Elliot called you out here, to this piss-yellow, weed-eaten scrap of public land someone had the nerve to label a “park”—swings eerily screeching from the wind, wood chips half-rotted through from yesterday’s piss-poor attempt at a storm, and not a damn person in sight besides a twitchy raccoon that scuttled over your shoe. His voice had been cracked open on the phone call, jittery with whatever brand of existential meltdown had decided to hold him by the throat this week.
You hadn’t even tied your shoes all the way before grabbing your keys, heart already crawling up your throat, because Elliot doesn’t get like that unless something’s clawing at him from the inside out.
Except when you find him? He’s already gone full messiah-on-the-mountain, stretched belly-up across a plastic slide that’s warped from heat and disuse, chewing on some probably-germ-riddled piece of gum he definitely dug out of your coat earlier. His shirt’s ridden up just enough to expose the waistband of his jeans and the faint red slashes from where his belt bites when he forgets to wear it loose. You want (need) to strangle him. Instead, you drop down beside him without a word, just let your body sink into the rust-slick metal as if it’s supposed to be there, your head brushing his, the way it always does when the world goes sideways and he decides you’re the only north star worth navigating by.
There’s dirt smudged across his jawbone, something crusted on his sleeve (mud, hopefully), and his hoodie smells faintly of burnt coffee and that awful detergent he won’t stop buying because it was on sale.

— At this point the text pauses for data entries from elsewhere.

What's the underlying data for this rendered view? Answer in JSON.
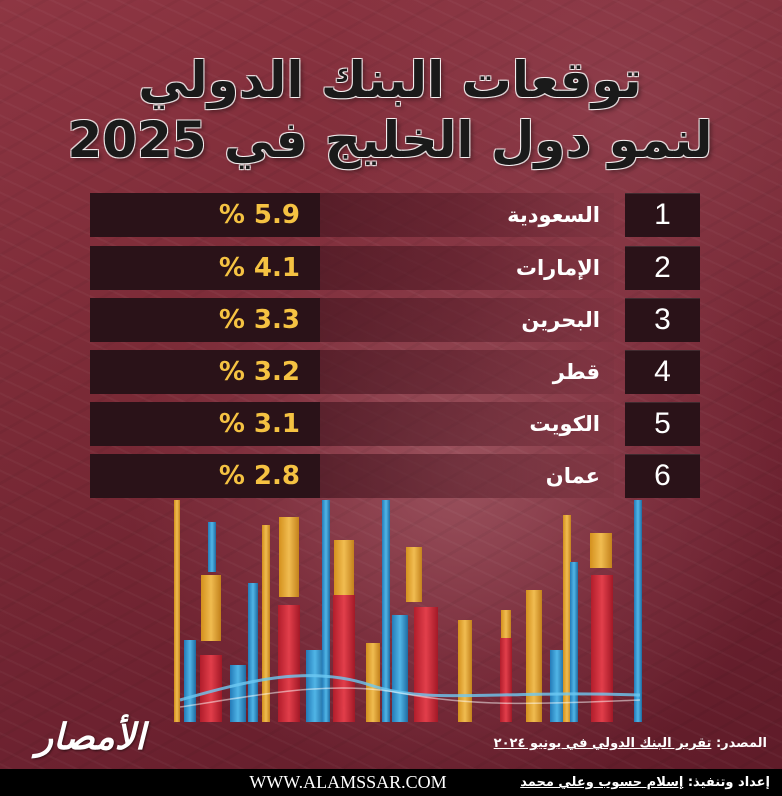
{
  "header": {
    "title_line1": "توقعات البنك الدولي",
    "title_line2": "لنمو دول الخليج في 2025"
  },
  "rankings": [
    {
      "rank": "1",
      "country": "السعودية",
      "value": "% 5.9"
    },
    {
      "rank": "2",
      "country": "الإمارات",
      "value": "% 4.1"
    },
    {
      "rank": "3",
      "country": "البحرين",
      "value": "% 3.3"
    },
    {
      "rank": "4",
      "country": "قطر",
      "value": "% 3.2"
    },
    {
      "rank": "5",
      "country": "الكويت",
      "value": "% 3.1"
    },
    {
      "rank": "6",
      "country": "عمان",
      "value": "% 2.8"
    }
  ],
  "colors": {
    "value_text": "#f5c242",
    "cell_bg": "#2a1218",
    "bar_red": "#d92b3a",
    "bar_yellow": "#f2b632",
    "bar_blue": "#39a9e0"
  },
  "logo": {
    "text": "الأمصار"
  },
  "source": {
    "label": "المصدر:",
    "text": "تقرير البنك الدولي في يونيو ٢٠٢٤"
  },
  "footer": {
    "website": "WWW.ALAMSSAR.COM",
    "credits_label": "إعداد وتنفيذ:",
    "credits_names": "إسلام حسوب  وعلي محمد"
  }
}
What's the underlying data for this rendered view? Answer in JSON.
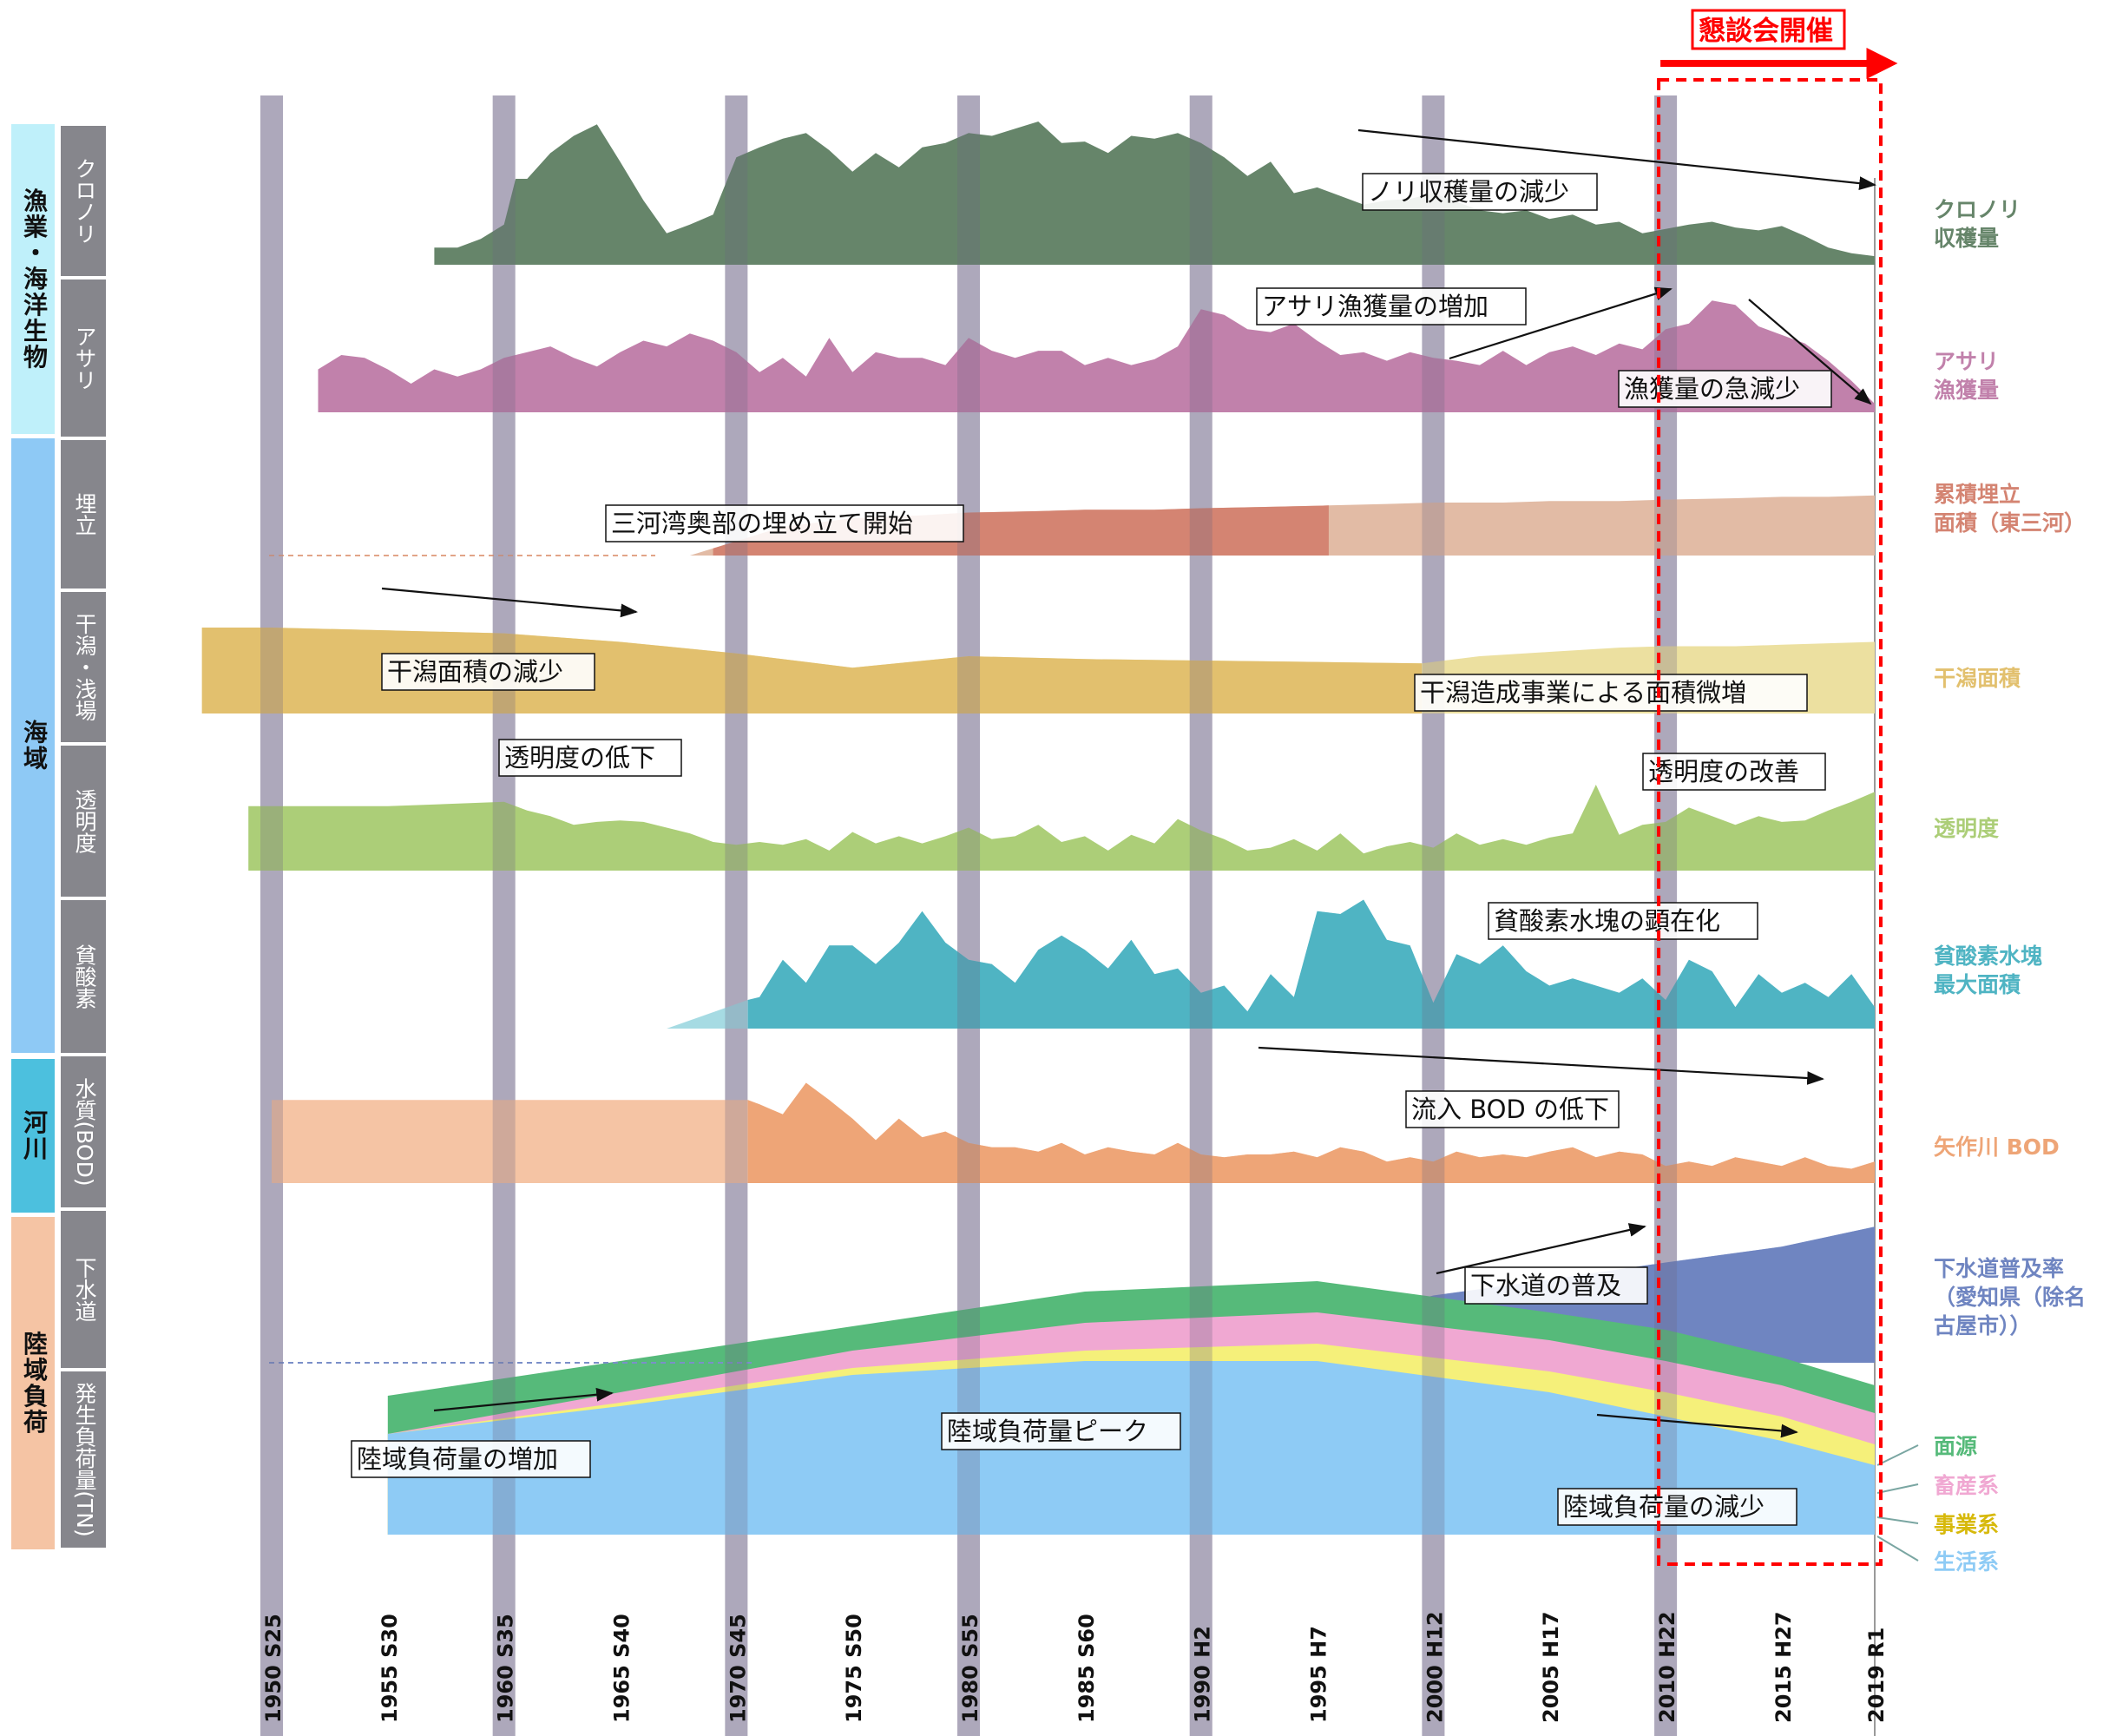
{
  "chart_data": {
    "type": "area",
    "title": "",
    "x_ticks": [
      "1950 S25",
      "1955 S30",
      "1960 S35",
      "1965 S40",
      "1970 S45",
      "1975 S50",
      "1980 S55",
      "1985 S60",
      "1990 H2",
      "1995 H7",
      "2000 H12",
      "2005 H17",
      "2010 H22",
      "2015 H27",
      "2019 R1"
    ],
    "x_tick_years": [
      1950,
      1955,
      1960,
      1965,
      1970,
      1975,
      1980,
      1985,
      1990,
      1995,
      2000,
      2005,
      2010,
      2015,
      2019
    ],
    "highlight": {
      "label": "懇談会開催",
      "from_year": 2010,
      "to_year": 2019,
      "color": "#ff0000"
    },
    "categories": [
      {
        "label": "漁業・海洋生物",
        "color": "#bff0fa",
        "row_from": 0,
        "row_to": 1
      },
      {
        "label": "海域",
        "color": "#8ec9f5",
        "row_from": 2,
        "row_to": 5
      },
      {
        "label": "河川",
        "color": "#4cc0de",
        "row_from": 6,
        "row_to": 6
      },
      {
        "label": "陸域負荷",
        "color": "#f5c4a4",
        "row_from": 7,
        "row_to": 8
      }
    ],
    "rows": [
      {
        "label": "クロノリ",
        "series_label": "クロノリ\n収穫量",
        "color": "#66856a",
        "type": "area",
        "x": [
          1957,
          1958,
          1959,
          1960,
          1960.5,
          1961,
          1962,
          1963,
          1964,
          1965,
          1966,
          1967,
          1968,
          1969,
          1970,
          1971,
          1972,
          1973,
          1974,
          1975,
          1976,
          1977,
          1978,
          1979,
          1980,
          1981,
          1982,
          1983,
          1984,
          1985,
          1986,
          1987,
          1988,
          1989,
          1990,
          1991,
          1992,
          1993,
          1994,
          1995,
          1996,
          1997,
          1998,
          1999,
          2000,
          2001,
          2002,
          2003,
          2004,
          2005,
          2006,
          2007,
          2008,
          2009,
          2010,
          2011,
          2012,
          2013,
          2014,
          2015,
          2016,
          2017,
          2018,
          2019
        ],
        "y": [
          0.12,
          0.12,
          0.18,
          0.28,
          0.6,
          0.6,
          0.78,
          0.9,
          0.98,
          0.72,
          0.45,
          0.22,
          0.28,
          0.35,
          0.75,
          0.82,
          0.88,
          0.92,
          0.8,
          0.65,
          0.78,
          0.68,
          0.82,
          0.85,
          0.92,
          0.9,
          0.95,
          1.0,
          0.85,
          0.86,
          0.78,
          0.9,
          0.88,
          0.92,
          0.85,
          0.75,
          0.62,
          0.72,
          0.5,
          0.54,
          0.48,
          0.42,
          0.45,
          0.46,
          0.5,
          0.44,
          0.38,
          0.36,
          0.38,
          0.32,
          0.35,
          0.28,
          0.3,
          0.22,
          0.25,
          0.28,
          0.3,
          0.26,
          0.24,
          0.27,
          0.2,
          0.12,
          0.08,
          0.06
        ]
      },
      {
        "label": "アサリ",
        "series_label": "アサリ\n漁獲量",
        "color": "#c181ab",
        "type": "area",
        "x": [
          1952,
          1953,
          1954,
          1955,
          1956,
          1957,
          1958,
          1959,
          1960,
          1961,
          1962,
          1963,
          1964,
          1965,
          1966,
          1967,
          1968,
          1969,
          1970,
          1971,
          1972,
          1973,
          1974,
          1975,
          1976,
          1977,
          1978,
          1979,
          1980,
          1981,
          1982,
          1983,
          1984,
          1985,
          1986,
          1987,
          1988,
          1989,
          1990,
          1991,
          1992,
          1993,
          1994,
          1995,
          1996,
          1997,
          1998,
          1999,
          2000,
          2001,
          2002,
          2003,
          2004,
          2005,
          2006,
          2007,
          2008,
          2009,
          2010,
          2011,
          2012,
          2013,
          2014,
          2015,
          2016,
          2017,
          2018,
          2019
        ],
        "y": [
          0.3,
          0.4,
          0.38,
          0.3,
          0.2,
          0.3,
          0.25,
          0.3,
          0.38,
          0.42,
          0.46,
          0.38,
          0.32,
          0.42,
          0.5,
          0.46,
          0.55,
          0.5,
          0.42,
          0.28,
          0.38,
          0.25,
          0.52,
          0.28,
          0.42,
          0.38,
          0.38,
          0.33,
          0.52,
          0.43,
          0.38,
          0.43,
          0.43,
          0.33,
          0.38,
          0.33,
          0.37,
          0.46,
          0.72,
          0.68,
          0.58,
          0.56,
          0.62,
          0.5,
          0.4,
          0.42,
          0.36,
          0.42,
          0.38,
          0.36,
          0.33,
          0.43,
          0.33,
          0.42,
          0.46,
          0.4,
          0.48,
          0.44,
          0.58,
          0.62,
          0.78,
          0.75,
          0.6,
          0.54,
          0.48,
          0.36,
          0.22,
          0.06
        ]
      },
      {
        "label": "埋立",
        "series_label": "累積埋立\n面積（東三河）",
        "color": "#d48472",
        "type": "area",
        "x": [
          1950,
          1961,
          1963,
          1965,
          1968,
          1970,
          1972,
          1975,
          1978,
          1980,
          1983,
          1985,
          1988,
          1990,
          1993,
          1995.5,
          1998,
          2000,
          2003,
          2005,
          2008,
          2010,
          2013,
          2015,
          2017,
          2019
        ],
        "y": [
          0.0,
          0.0,
          0.0,
          0.0,
          0.0,
          0.1,
          0.2,
          0.26,
          0.28,
          0.3,
          0.31,
          0.32,
          0.32,
          0.33,
          0.34,
          0.35,
          0.36,
          0.37,
          0.37,
          0.38,
          0.38,
          0.39,
          0.4,
          0.41,
          0.41,
          0.42
        ],
        "solid_from_year": 1969,
        "solid_to_year": 1995.5,
        "light_color": "#e2bba5"
      },
      {
        "label": "干潟・浅場",
        "series_label": "干潟面積",
        "color": "#e2c06e",
        "type": "area",
        "x": [
          1947,
          1950,
          1955,
          1960,
          1965,
          1970,
          1975,
          1980,
          1985,
          1990,
          1995,
          1999.5,
          2002,
          2005,
          2008,
          2010,
          2013,
          2015,
          2017,
          2019
        ],
        "y": [
          0.6,
          0.6,
          0.58,
          0.56,
          0.5,
          0.42,
          0.32,
          0.4,
          0.38,
          0.37,
          0.36,
          0.35,
          0.4,
          0.43,
          0.46,
          0.47,
          0.47,
          0.48,
          0.49,
          0.5
        ],
        "solid_from_year": 1947,
        "solid_to_year": 1999.5,
        "light_color": "#ece0a0"
      },
      {
        "label": "透明度",
        "series_label": "透明度",
        "color": "#acce78",
        "type": "area",
        "x": [
          1949,
          1950,
          1955,
          1960,
          1961,
          1962,
          1963,
          1964,
          1965,
          1966,
          1967,
          1968,
          1969,
          1970,
          1971,
          1972,
          1973,
          1974,
          1975,
          1976,
          1977,
          1978,
          1979,
          1980,
          1981,
          1982,
          1983,
          1984,
          1985,
          1986,
          1987,
          1988,
          1989,
          1990,
          1991,
          1992,
          1993,
          1994,
          1995,
          1996,
          1997,
          1998,
          1999,
          2000,
          2001,
          2002,
          2003,
          2004,
          2005,
          2006,
          2007,
          2008,
          2009,
          2010,
          2011,
          2012,
          2013,
          2014,
          2015,
          2016,
          2017,
          2018,
          2019
        ],
        "y": [
          0.45,
          0.45,
          0.45,
          0.48,
          0.42,
          0.38,
          0.32,
          0.34,
          0.35,
          0.34,
          0.3,
          0.26,
          0.2,
          0.18,
          0.2,
          0.18,
          0.22,
          0.14,
          0.27,
          0.19,
          0.24,
          0.19,
          0.24,
          0.3,
          0.22,
          0.24,
          0.32,
          0.2,
          0.24,
          0.14,
          0.25,
          0.19,
          0.36,
          0.28,
          0.22,
          0.14,
          0.16,
          0.22,
          0.14,
          0.26,
          0.12,
          0.17,
          0.2,
          0.16,
          0.26,
          0.18,
          0.22,
          0.18,
          0.23,
          0.26,
          0.6,
          0.25,
          0.32,
          0.34,
          0.44,
          0.38,
          0.32,
          0.38,
          0.34,
          0.35,
          0.42,
          0.48,
          0.55
        ]
      },
      {
        "label": "貧酸素",
        "series_label": "貧酸素水塊\n最大面積",
        "color": "#4fb4c3",
        "type": "area",
        "x": [
          1967,
          1970.5,
          1971,
          1972,
          1973,
          1974,
          1975,
          1976,
          1977,
          1978,
          1979,
          1980,
          1981,
          1982,
          1983,
          1984,
          1985,
          1986,
          1987,
          1988,
          1989,
          1990,
          1991,
          1992,
          1993,
          1994,
          1995,
          1996,
          1997,
          1998,
          1999,
          2000,
          2001,
          2002,
          2003,
          2004,
          2005,
          2006,
          2007,
          2008,
          2009,
          2010,
          2011,
          2012,
          2013,
          2014,
          2015,
          2016,
          2017,
          2018,
          2019
        ],
        "y": [
          0.0,
          0.2,
          0.22,
          0.48,
          0.32,
          0.58,
          0.58,
          0.45,
          0.6,
          0.82,
          0.6,
          0.48,
          0.45,
          0.32,
          0.55,
          0.65,
          0.55,
          0.42,
          0.62,
          0.38,
          0.42,
          0.25,
          0.3,
          0.12,
          0.38,
          0.22,
          0.82,
          0.8,
          0.9,
          0.62,
          0.58,
          0.18,
          0.52,
          0.45,
          0.58,
          0.4,
          0.3,
          0.35,
          0.3,
          0.25,
          0.35,
          0.2,
          0.48,
          0.4,
          0.15,
          0.38,
          0.25,
          0.32,
          0.22,
          0.38,
          0.15
        ],
        "solid_from_year": 1970.5,
        "solid_to_year": 2019,
        "light_color": "#a6dbe3"
      },
      {
        "label": "水質(BOD)",
        "series_label": "矢作川 BOD",
        "color": "#eea577",
        "type": "area",
        "x": [
          1950,
          1960,
          1970.5,
          1971,
          1972,
          1973,
          1974,
          1975,
          1976,
          1977,
          1978,
          1979,
          1980,
          1981,
          1982,
          1983,
          1984,
          1985,
          1986,
          1987,
          1988,
          1989,
          1990,
          1991,
          1992,
          1993,
          1994,
          1995,
          1996,
          1997,
          1998,
          1999,
          2000,
          2001,
          2002,
          2003,
          2004,
          2005,
          2006,
          2007,
          2008,
          2009,
          2010,
          2011,
          2012,
          2013,
          2014,
          2015,
          2016,
          2017,
          2018,
          2019
        ],
        "y": [
          0.58,
          0.58,
          0.58,
          0.55,
          0.48,
          0.7,
          0.58,
          0.45,
          0.3,
          0.45,
          0.32,
          0.36,
          0.28,
          0.25,
          0.25,
          0.22,
          0.28,
          0.2,
          0.25,
          0.22,
          0.2,
          0.28,
          0.2,
          0.18,
          0.2,
          0.2,
          0.22,
          0.18,
          0.25,
          0.22,
          0.15,
          0.18,
          0.15,
          0.22,
          0.18,
          0.2,
          0.18,
          0.22,
          0.25,
          0.18,
          0.22,
          0.2,
          0.12,
          0.15,
          0.12,
          0.18,
          0.15,
          0.12,
          0.18,
          0.12,
          0.1,
          0.15
        ],
        "solid_from_year": 1970.5,
        "solid_to_year": 2019,
        "light_color": "#f5c4a4"
      },
      {
        "label": "下水道",
        "series_label": "下水道普及率\n（愛知県（除名\n古屋市））",
        "color": "#6f85c1",
        "type": "area",
        "x": [
          1950,
          1970,
          1980,
          1985,
          1990,
          1995,
          2000,
          2005,
          2010,
          2015,
          2019
        ],
        "y": [
          0.0,
          0.0,
          0.07,
          0.13,
          0.22,
          0.25,
          0.47,
          0.58,
          0.7,
          0.81,
          0.95
        ],
        "solid_from_year": 1985,
        "solid_to_year": 2019,
        "light_color": "#a9b8de"
      },
      {
        "label": "発生負荷量(TN)",
        "type": "stacked_area",
        "x": [
          1955,
          1965,
          1975,
          1985,
          1995,
          2005,
          2010,
          2015,
          2019
        ],
        "series": [
          {
            "name": "生活系",
            "color": "#8ecbf5",
            "values": [
              0.29,
              0.37,
              0.46,
              0.5,
              0.5,
              0.41,
              0.34,
              0.27,
              0.2
            ]
          },
          {
            "name": "事業系",
            "color": "#f5f07a",
            "values": [
              0.0,
              0.01,
              0.02,
              0.03,
              0.05,
              0.06,
              0.07,
              0.07,
              0.06
            ]
          },
          {
            "name": "畜産系",
            "color": "#f0a8d2",
            "values": [
              0.0,
              0.03,
              0.05,
              0.08,
              0.09,
              0.09,
              0.09,
              0.09,
              0.09
            ]
          },
          {
            "name": "面源",
            "color": "#56ba7a",
            "values": [
              0.11,
              0.09,
              0.07,
              0.09,
              0.09,
              0.08,
              0.09,
              0.08,
              0.08
            ]
          }
        ]
      }
    ],
    "annotations": [
      {
        "text": "ノリ収穫量の減少"
      },
      {
        "text": "アサリ漁獲量の増加"
      },
      {
        "text": "漁獲量の急減少"
      },
      {
        "text": "三河湾奥部の埋め立て開始"
      },
      {
        "text": "干潟面積の減少"
      },
      {
        "text": "干潟造成事業による面積微増"
      },
      {
        "text": "透明度の低下"
      },
      {
        "text": "透明度の改善"
      },
      {
        "text": "貧酸素水塊の顕在化"
      },
      {
        "text": "流入 BOD の低下"
      },
      {
        "text": "下水道の普及"
      },
      {
        "text": "陸域負荷量ピーク"
      },
      {
        "text": "陸域負荷量の増加"
      },
      {
        "text": "陸域負荷量の減少"
      }
    ]
  }
}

“You think we’ll still know each other when we get old?” Elliot's voice is gentler than usual, paper-thin, frayed at the corners. And you—well. You say nothing. So, he fills the silence irregardless, restless energy leaking out between clenched teeth. “Not just old. Old-old. You with those weird little lines around your eyes. Me with a back brace and no cartilage. Lookin' like one of those old guys on the subway no one sits next to ‘cause he talks to himself and smells like boiled eggs.”
Weirdly specific, but okay.
Elliot huffs, wipes his nose with the back of his sleeve, then shrugs. “Actually, no. Forget it. Your answer'd probably make me not hate you.” The grin that he throws your way is the kind that hazards you into calling him out on it—too many teeth, none convincing. He's not even trying to hide it anymore. Not the shaking hands, not the half-laughed fear sitting just beneath his eyes, not the ache that’s leaking out of him while you lie there doing nothing.
And worst of all? Elliot's patient. That fucker'll wait his entire life out for you to let him admit that he does not, in fact, hate you.